Homework 4 // Due at Lecture Tues Oct 31
Problem 1
Using Verilog, design an 8 -by -16- bit register file.
Figure 1 gives the high-level interface.
It has one write port, two read ports, three register select inputs (two for read and one for write,)
a write enable, a reset and a clock input. All register
state changes occur on the rising edge of the clock. As always, your basic building block
must be the D-flipflop. The read ports should
be all combinational logic. Do not use tri-state logic in your design.
+--------------------+
| |
ReadSel0[2:0] >---| |----> DataOut0[15:0]
ReadSel1[2:0] >---| |
| |
WriteSel[2:0] >---| |
DataIn[15:0] >---| |----> DataOut1[15:0]
| |
write >---| |
clk >---| |
rst >---| |
+--------------------+
Use the following top-level module shell exactly:
module regfile(input clk, rst, write,
input [2:0] ReadSel0, ReadSel1, WriteSel,
input [15:0] DataIn,
output [15:0] DataOut0, DataOut1);
//code here
endmodule
When the write enable is asserted (high) the selected register will
be written with the data from the data in port. The write occurs on the
next rising clock edge; write data cannot flow through to a read port
during the same cycle. Data will always be present on the DataOut
ports regaurdless of wether or not write is high.
The reset signal is synchronous and when asserted
(active high), resets all the register values to 0.
You must use a hierarchical design. Design a 16-bit register
first, and then put 8 of them together with additional logic to build
the register file.
For simulation purposes, any signal that is wider than one bit
should be represented as a bus going into or out of your system. For
a 16-bit bus, there should not be 16 signals on your trace output.
Make sure that every register gets read and written properly, and that
each bit of each register has been both low and high at least once. A
simultaneous read and write on the same register must work properly,
as must a case of read and write at the same cycle but on different
registers.
For extra credit, you can parameterize the register file so that it
can be an arbitrary width and height using the Verilog PARAMETER
feature. If you chose to implement this, set the default parameters
to 8x16.
You should hand in:
- Electronic copies of all Verilog, DO, and/or Tcl files used
in your design. Submit the files by copying them to
~cs552-2/public/dropbox/HW4/P1/<your login id>.

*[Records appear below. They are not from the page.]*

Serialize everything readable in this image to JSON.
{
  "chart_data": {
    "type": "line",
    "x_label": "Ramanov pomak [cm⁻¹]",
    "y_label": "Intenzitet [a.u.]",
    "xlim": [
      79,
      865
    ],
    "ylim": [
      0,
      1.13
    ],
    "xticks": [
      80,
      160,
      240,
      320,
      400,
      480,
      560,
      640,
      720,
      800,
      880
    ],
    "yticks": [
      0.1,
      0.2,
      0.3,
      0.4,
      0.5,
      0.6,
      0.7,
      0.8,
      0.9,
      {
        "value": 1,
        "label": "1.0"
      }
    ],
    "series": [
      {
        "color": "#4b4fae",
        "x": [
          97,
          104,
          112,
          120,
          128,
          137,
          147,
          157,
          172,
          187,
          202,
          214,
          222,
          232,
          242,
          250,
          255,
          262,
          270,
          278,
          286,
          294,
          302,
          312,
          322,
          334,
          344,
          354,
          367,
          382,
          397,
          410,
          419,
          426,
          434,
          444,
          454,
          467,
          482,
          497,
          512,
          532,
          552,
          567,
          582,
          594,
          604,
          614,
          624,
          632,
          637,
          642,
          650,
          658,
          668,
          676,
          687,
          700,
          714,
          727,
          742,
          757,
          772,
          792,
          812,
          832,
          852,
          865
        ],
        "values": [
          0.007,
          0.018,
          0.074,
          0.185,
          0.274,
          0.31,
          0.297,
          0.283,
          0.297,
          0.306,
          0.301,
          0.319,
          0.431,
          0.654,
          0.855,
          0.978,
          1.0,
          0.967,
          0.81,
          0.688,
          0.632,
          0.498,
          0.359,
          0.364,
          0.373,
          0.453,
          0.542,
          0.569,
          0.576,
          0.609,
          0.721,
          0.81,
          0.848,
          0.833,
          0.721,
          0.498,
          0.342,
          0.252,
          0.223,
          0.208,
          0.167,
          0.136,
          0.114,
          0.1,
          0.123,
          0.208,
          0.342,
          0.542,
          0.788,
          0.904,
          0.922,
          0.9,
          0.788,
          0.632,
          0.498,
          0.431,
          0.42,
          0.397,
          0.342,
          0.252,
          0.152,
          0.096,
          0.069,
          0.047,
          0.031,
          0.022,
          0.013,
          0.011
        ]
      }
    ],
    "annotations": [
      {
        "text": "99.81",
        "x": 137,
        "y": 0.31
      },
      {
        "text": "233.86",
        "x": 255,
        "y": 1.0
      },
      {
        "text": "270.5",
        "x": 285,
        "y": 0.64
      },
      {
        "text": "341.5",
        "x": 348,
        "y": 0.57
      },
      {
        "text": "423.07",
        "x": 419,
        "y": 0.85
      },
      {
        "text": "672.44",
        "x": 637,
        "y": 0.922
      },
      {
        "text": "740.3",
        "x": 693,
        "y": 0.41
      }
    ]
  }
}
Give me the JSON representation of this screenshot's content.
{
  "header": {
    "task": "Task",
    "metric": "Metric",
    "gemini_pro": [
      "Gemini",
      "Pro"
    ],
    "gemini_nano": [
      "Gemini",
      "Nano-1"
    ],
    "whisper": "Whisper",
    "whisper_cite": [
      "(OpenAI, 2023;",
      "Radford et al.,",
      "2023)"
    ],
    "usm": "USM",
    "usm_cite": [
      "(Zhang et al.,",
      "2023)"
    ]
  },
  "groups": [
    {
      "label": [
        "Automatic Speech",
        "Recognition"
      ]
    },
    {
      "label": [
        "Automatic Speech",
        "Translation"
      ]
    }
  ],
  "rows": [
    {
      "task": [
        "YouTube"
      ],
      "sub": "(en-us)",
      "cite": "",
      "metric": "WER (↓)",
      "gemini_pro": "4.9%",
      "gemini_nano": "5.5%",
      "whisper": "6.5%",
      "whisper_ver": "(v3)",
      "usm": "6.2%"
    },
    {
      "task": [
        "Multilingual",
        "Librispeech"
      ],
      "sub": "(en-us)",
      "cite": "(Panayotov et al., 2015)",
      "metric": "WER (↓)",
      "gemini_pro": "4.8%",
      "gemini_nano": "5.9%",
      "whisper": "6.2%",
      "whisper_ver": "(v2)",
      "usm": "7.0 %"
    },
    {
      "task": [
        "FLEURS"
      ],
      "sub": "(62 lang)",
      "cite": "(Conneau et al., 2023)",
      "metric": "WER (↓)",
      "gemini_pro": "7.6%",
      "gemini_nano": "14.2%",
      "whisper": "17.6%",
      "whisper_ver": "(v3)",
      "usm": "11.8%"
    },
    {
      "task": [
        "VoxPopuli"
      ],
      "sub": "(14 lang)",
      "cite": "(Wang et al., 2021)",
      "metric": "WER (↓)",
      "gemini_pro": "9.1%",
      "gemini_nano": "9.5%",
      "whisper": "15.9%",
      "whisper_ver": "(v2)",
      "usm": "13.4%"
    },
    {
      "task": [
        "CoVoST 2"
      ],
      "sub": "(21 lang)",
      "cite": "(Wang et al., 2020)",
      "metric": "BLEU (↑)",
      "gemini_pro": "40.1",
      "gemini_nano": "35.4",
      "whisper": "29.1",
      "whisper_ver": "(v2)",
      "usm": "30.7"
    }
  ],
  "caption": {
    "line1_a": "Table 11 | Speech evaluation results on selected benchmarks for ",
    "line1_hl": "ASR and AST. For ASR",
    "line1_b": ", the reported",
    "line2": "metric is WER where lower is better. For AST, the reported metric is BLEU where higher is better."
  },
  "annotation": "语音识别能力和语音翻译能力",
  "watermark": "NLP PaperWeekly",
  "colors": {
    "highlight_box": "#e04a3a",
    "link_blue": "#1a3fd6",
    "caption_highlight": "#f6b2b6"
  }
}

- Annotated simulation results, in the form of a simulation
wave trace or script output, that shows the design working. If
you implemented the extra credit, please make a note.
- A brief justification of your testing methodology.
Problem 2
In Verilog, create a register file that includes
internal bypassing so that results written in one cycle can be read during
the same cycle. Do this by writing an outer "wrapper" module that instantiates
your existing (unchanged) register file module; your new module will just add
the bypass logic. The list of inputs and outputs of the outer module should be
the same as that of the inner module. Submit your Verilog source and your
testing results.
Hint: Not counting the header, your new module should be no more than about
five or six lines long.
Use the following module header exactly:
module bp_regfile(input clk, rst, write
input [2:0] ReadSel0, ReadSel1, WriteSel,
input [15:0] DataIn,
output [15:0] DataOut0, DataOut1);
//code here
endmodule
You should hand in:
- Electronic copies of all Verilog, DO, and/or Tcl files used
in your design. Submit the files by copying them to
~cs552-2/public/dropbox/HW4/P2/<your login id>.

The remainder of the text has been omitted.